Fungicidas geram alterações gênicas similares a doenças neurodegenerativas
"Serão necessários muitos estudos adicionais para determinar se algum destes produtos químicos representa riscos reais para o cérebro humano," ressalta o professor Zylka.
[Imagem: UNC School of Medicine]

Expressão genética

Pesquisadores descobriram que uma classe de fungicidas largamente utilizados produz alterações na expressão genética semelhantes às verificadas em pessoas com autismo e doenças neurodegenerativas, incluindo o Mal de Alzheimer e a doença de Huntington.

Além disso, o estudo, publicado na revista Nature Communications, descreve uma nova maneira para identificar produtos químicos com potencial para afetar as funções cerebrais.

A equipe expos neurônios a cerca de 300 substâncias químicas diferentes. Em seguida, foi sequenciado o RNA desses neurônios para descobrir quais genes foram desregulados quando comparados com neurônios não sujeitos aos produtos químicos.

Similar ao autismo e Alzheimer

Esta série de experimentos criou centenas de conjuntos de dados de expressão gênica, que foram então tratados por um programa de computador para deduzir quais substâncias químicas causam mudanças de expressão gênica semelhantes entre si.

"Com base no sequenciamento do RNA, descrevemos seis grupos de produtos químicos", explicou o professor Mark Zylka, da Universidade da Carolina do Norte (EUA).

"Descobrimos que os produtos químicos em cada grupo alteram a expressão gênica de um mesmo modo.
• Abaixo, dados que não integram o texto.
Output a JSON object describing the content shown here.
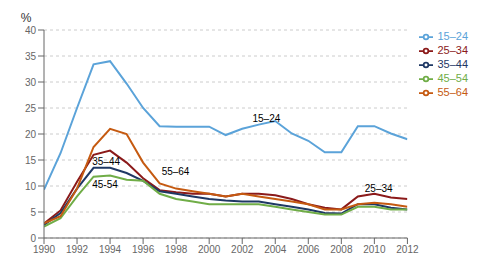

Um desses grupos de produtos químicos altera os níveis de muitos dos mesmos genes que são alterados nos cérebros de pessoas com autismo ou doença de Alzheimer," completou.

Só suspeitos

Os produtos químicos nesse grupo mais suspeito incluem os pesticidas rotenona, piridabem e fempiroximato, além de uma nova classe de fungicidas que inclui a piraclostrobina, trifloxistrobina, fenamidona e famoxadona. Azoxistrobina, fluoxastrobina e cresoxima-metil também pertencem a essa classe de fungicidas.

"Nós não podemos dizer que estes produtos químicos causam estas condições nas pessoas," advertiu Zylka. "Serão necessários muitos estudos adicionais para determinar se algum destes produtos químicos representa riscos reais para o cérebro humano."